The modern data stack we run for you
by QuackyData, Data Engineering
"Modern data stack" has become a marketing phrase, but underneath it is a real and useful idea: instead of one monolithic platform, you assemble a handful of focused, open tools that each do one job well and hand off cleanly to the next. The hard part isn't picking tools — it's making them fit together, run reliably, and stay affordable.
This is the stack we deploy and operate for clients. Here's each layer, what it does, and why it's there.
Ingestion: Airbyte
Everything starts with getting data out of the tools your business already uses — Postgres, Stripe, Salesforce, your product database, a dozen SaaS APIs — and into one place.
Airbyte handles that. It's an open-source ingestion platform with hundreds of pre-built connectors, so we rarely write bespoke extraction code. When a new source appears, there's usually already a connector for it, and when there isn't, the framework makes one straightforward to add.
The reason we use Airbyte specifically: connectors are commodities, and you shouldn't pay per-row to move your own data. Running Airbyte in your environment means ingestion cost scales with your infrastructure, not with a vendor's pricing meter.
Storage: a DuckLake lakehouse on object storage
Ingested data has to land somewhere. We land it in a DuckLake lakehouse sitting on object storage — your S3, GCS, or equivalent bucket.
A lakehouse combines two things that used to be separate: the cheap, open storage of a data lake and the reliable, queryable tables of a warehouse. DuckLake gives us proper table semantics — schemas, snapshots, and consistent reads — directly on top of files in your bucket.
Two consequences matter here:
- The data lives in your cloud account, in open formats. You're never extracting your own data from a vendor's proprietary store, because it was always sitting in your storage.
- Storage is decoupled from compute. You pay object-storage prices to keep data, and you only spin up compute when you actually query. There's no always-on warehouse cluster quietly billing you overnight.
Modeling compute: DuckDB and dbt
Raw ingested data is rarely usable as-is. It needs to be cleaned, joined, deduplicated, and shaped into tables that answer business questions. That's modeling, and it's where two tools work together.
DuckDB is the engine. It's a fast, in-process analytical database that reads directly from the lakehouse and crunches through transformations without a heavyweight cluster. For the data volumes most startups and mid-market companies actually have, DuckDB is not a compromise — it's genuinely fast, and it runs the same on a laptop as it does in production.
dbt is how we organize the transformations. Instead of brittle, hand-run SQL scripts, dbt turns modeling into version-controlled, dependency-aware code: staging models that clean each source, then marts that combine them into the tables analysts and dashboards use. It also runs tests and tracks lineage, so a change in one model has a traceable effect downstream.
The combination gives you warehouse-grade modeling without a per-seat, always-on warehouse bill. The compute is DuckDB; the discipline is dbt.
Orchestration: Dagster
A stack is only useful if it runs on its own, in the right order, every day. Dagster is the orchestrator that ties the layers together.

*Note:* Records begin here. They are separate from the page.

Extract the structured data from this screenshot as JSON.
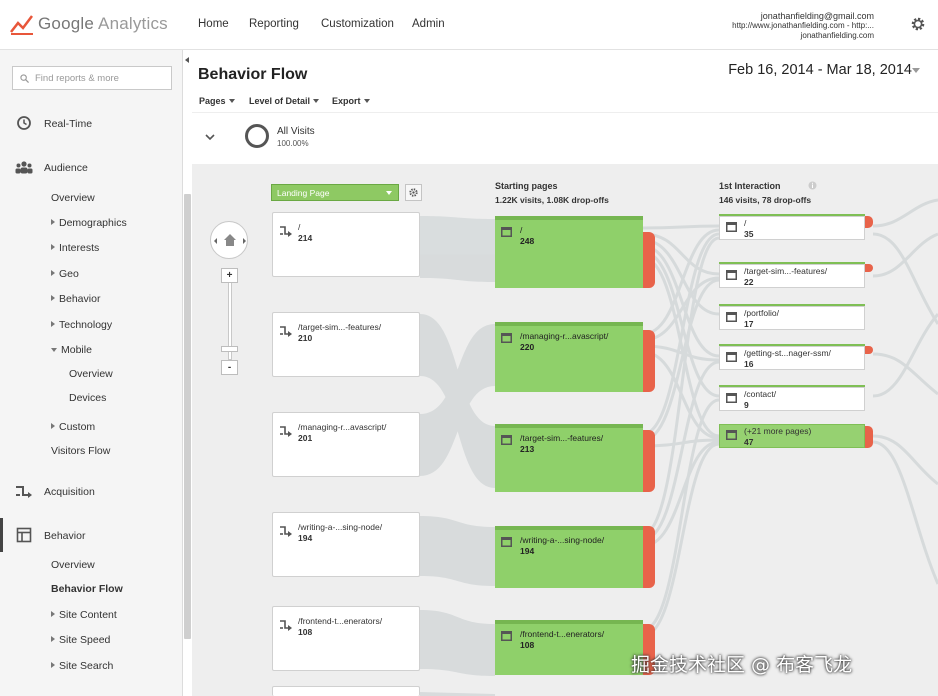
{
  "app": {
    "name_google": "Google",
    "name_product": "Analytics"
  },
  "nav": {
    "home": "Home",
    "reporting": "Reporting",
    "customization": "Customization",
    "admin": "Admin"
  },
  "account": {
    "email": "jonathanfielding@gmail.com",
    "property": "http://www.jonathanfielding.com - http:...",
    "profile": "jonathanfielding.com"
  },
  "sidebar": {
    "search_placeholder": "Find reports & more",
    "realtime": "Real-Time",
    "audience": "Audience",
    "audience_items": [
      "Overview",
      "Demographics",
      "Interests",
      "Geo",
      "Behavior",
      "Technology",
      "Mobile",
      "Overview",
      "Devices",
      "Custom",
      "Visitors Flow"
    ],
    "acquisition": "Acquisition",
    "behavior": "Behavior",
    "behavior_items": [
      "Overview",
      "Behavior Flow",
      "Site Content",
      "Site Speed",
      "Site Search"
    ]
  },
  "report": {
    "title": "Behavior Flow",
    "date_range": "Feb 16, 2014 - Mar 18, 2014",
    "controls": {
      "pages": "Pages",
      "level": "Level of Detail",
      "export": "Export"
    },
    "all_visits": {
      "label": "All Visits",
      "percent": "100.00%"
    }
  },
  "flow": {
    "dimension_select": "Landing Page",
    "starting": {
      "title": "Starting pages",
      "summary": "1.22K visits, 1.08K drop-offs"
    },
    "interaction": {
      "title": "1st Interaction",
      "summary": "146 visits, 78 drop-offs"
    },
    "landing_pages": [
      {
        "name": "/",
        "count": "214"
      },
      {
        "name": "/target-sim...-features/",
        "count": "210"
      },
      {
        "name": "/managing-r...avascript/",
        "count": "201"
      },
      {
        "name": "/writing-a-...sing-node/",
        "count": "194"
      },
      {
        "name": "/frontend-t...enerators/",
        "count": "108"
      }
    ],
    "starting_pages": [
      {
        "name": "/",
        "count": "248"
      },
      {
        "name": "/managing-r...avascript/",
        "count": "220"
      },
      {
        "name": "/target-sim...-features/",
        "count": "213"
      },
      {
        "name": "/writing-a-...sing-node/",
        "count": "194"
      },
      {
        "name": "/frontend-t...enerators/",
        "count": "108"
      }
    ],
    "interactions": [
      {
        "name": "/",
        "count": "35"
      },
      {
        "name": "/target-sim...-features/",
        "count": "22"
      },
      {
        "name": "/portfolio/",
        "count": "17"
      },
      {
        "name": "/getting-st...nager-ssm/",
        "count": "16"
      },
      {
        "name": "/contact/",
        "count": "9"
      },
      {
        "name": "(+21 more pages)",
        "count": "47"
      }
    ]
  },
  "zoom": {
    "in": "+",
    "out": "-"
  },
  "watermark": "掘金技术社区 @ 布客飞龙",
  "colors": {
    "green": "#8fd06a",
    "dropoff": "#e8634a",
    "flow": "#d3d8da"
  }
}
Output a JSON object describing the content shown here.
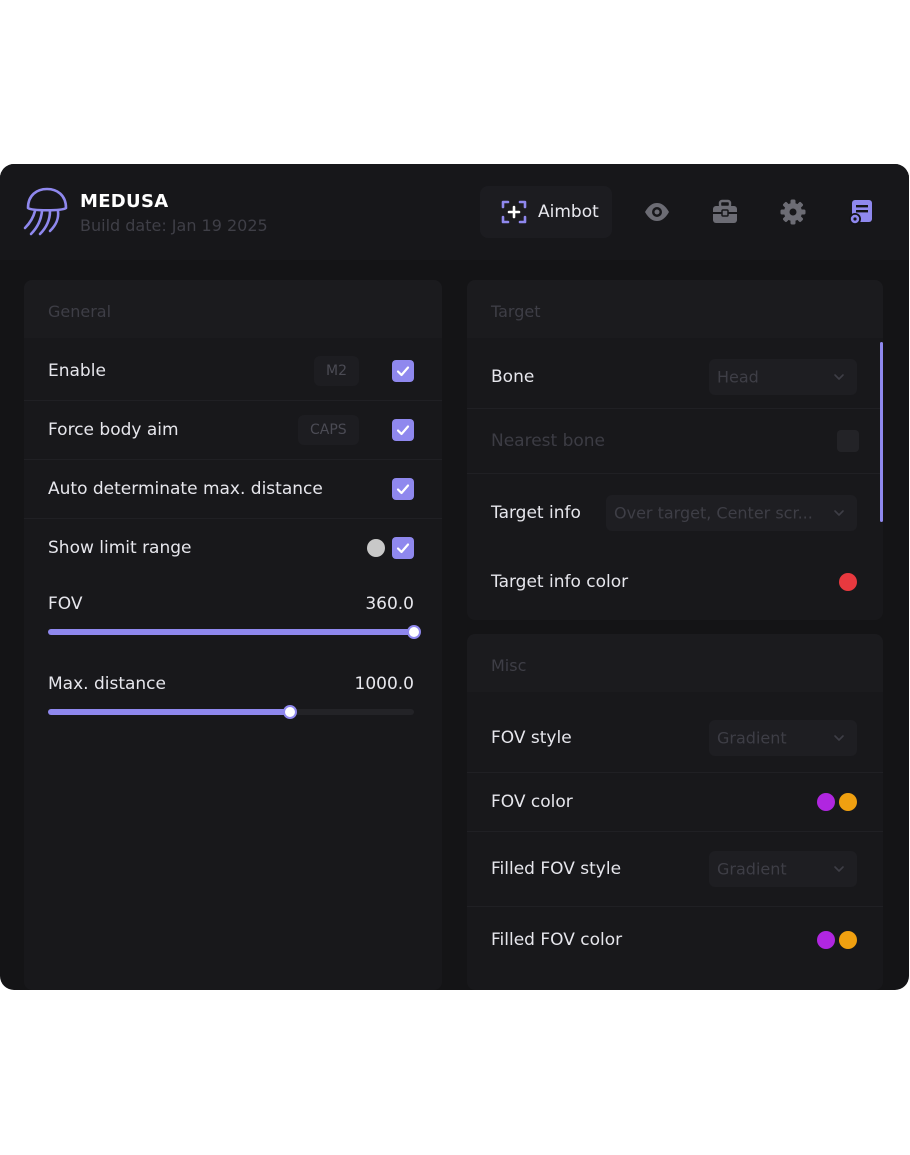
{
  "app": {
    "title": "MEDUSA",
    "build_date": "Build date: Jan 19 2025",
    "accent": "#8f88ee"
  },
  "nav": {
    "active_tab": "Aimbot",
    "icons": [
      "crosshair-plus-icon",
      "eye-icon",
      "toolbox-icon",
      "gear-icon",
      "config-list-icon"
    ]
  },
  "general": {
    "title": "General",
    "enable": {
      "label": "Enable",
      "key": "M2",
      "checked": true
    },
    "force_body_aim": {
      "label": "Force body aim",
      "key": "CAPS",
      "checked": true
    },
    "auto_max_distance": {
      "label": "Auto determinate max. distance",
      "checked": true
    },
    "show_limit_range": {
      "label": "Show limit range",
      "color": "#c8c8c8",
      "checked": true
    },
    "fov": {
      "label": "FOV",
      "value": "360.0",
      "fraction": 1.0
    },
    "max_distance": {
      "label": "Max. distance",
      "value": "1000.0",
      "fraction": 0.66
    }
  },
  "target": {
    "title": "Target",
    "bone": {
      "label": "Bone",
      "selected": "Head"
    },
    "nearest_bone": {
      "label": "Nearest bone",
      "checked": false
    },
    "target_info": {
      "label": "Target info",
      "selected": "Over target, Center scr..."
    },
    "target_info_color": {
      "label": "Target info color",
      "color": "#e8393f"
    }
  },
  "misc": {
    "title": "Misc",
    "fov_style": {
      "label": "FOV style",
      "selected": "Gradient"
    },
    "fov_color": {
      "label": "FOV color",
      "color_a": "#b026e0",
      "color_b": "#f0a010"
    },
    "filled_fov_style": {
      "label": "Filled FOV style",
      "selected": "Gradient"
    },
    "filled_fov_color": {
      "label": "Filled FOV color",
      "color_a": "#b026e0",
      "color_b": "#f0a010"
    }
  }
}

Dagster knows that ingestion must finish before modeling starts, that staging models come before marts, and that data-quality checks come last. It schedules the whole graph, retries what fails, and surfaces a clear view of what ran, what's stale, and what broke.
This is the layer that turns a collection of tools into a pipeline you don't have to think about. When a sync fails at 3 a.m., Dagster catches it and we act on it — you don't discover it in a board meeting.
Data quality and observability across the top
Running on a schedule isn't enough; the data also has to be trustworthy. Sitting across the stack are data-quality and observability checks: tests on the models (uniqueness, non-null keys, accepted values), freshness checks that flag stale sources, and monitoring that tells us when something drifts before it reaches a dashboard.
This is what separates "we have a pipeline" from "we trust the numbers."
Why this combination
Step back and the through-line is clear. Every layer is open source, the data sits in your own cloud in open formats, and compute is decoupled from storage so you're not paying for an idle warehouse or per-seat licenses. You get the capability of an expensive managed platform with none of the lock-in.
The catch is that assembling, tuning, and operating these five tools well is real engineering work — which is the part we take off your plate. You own the stack and the data; we run it.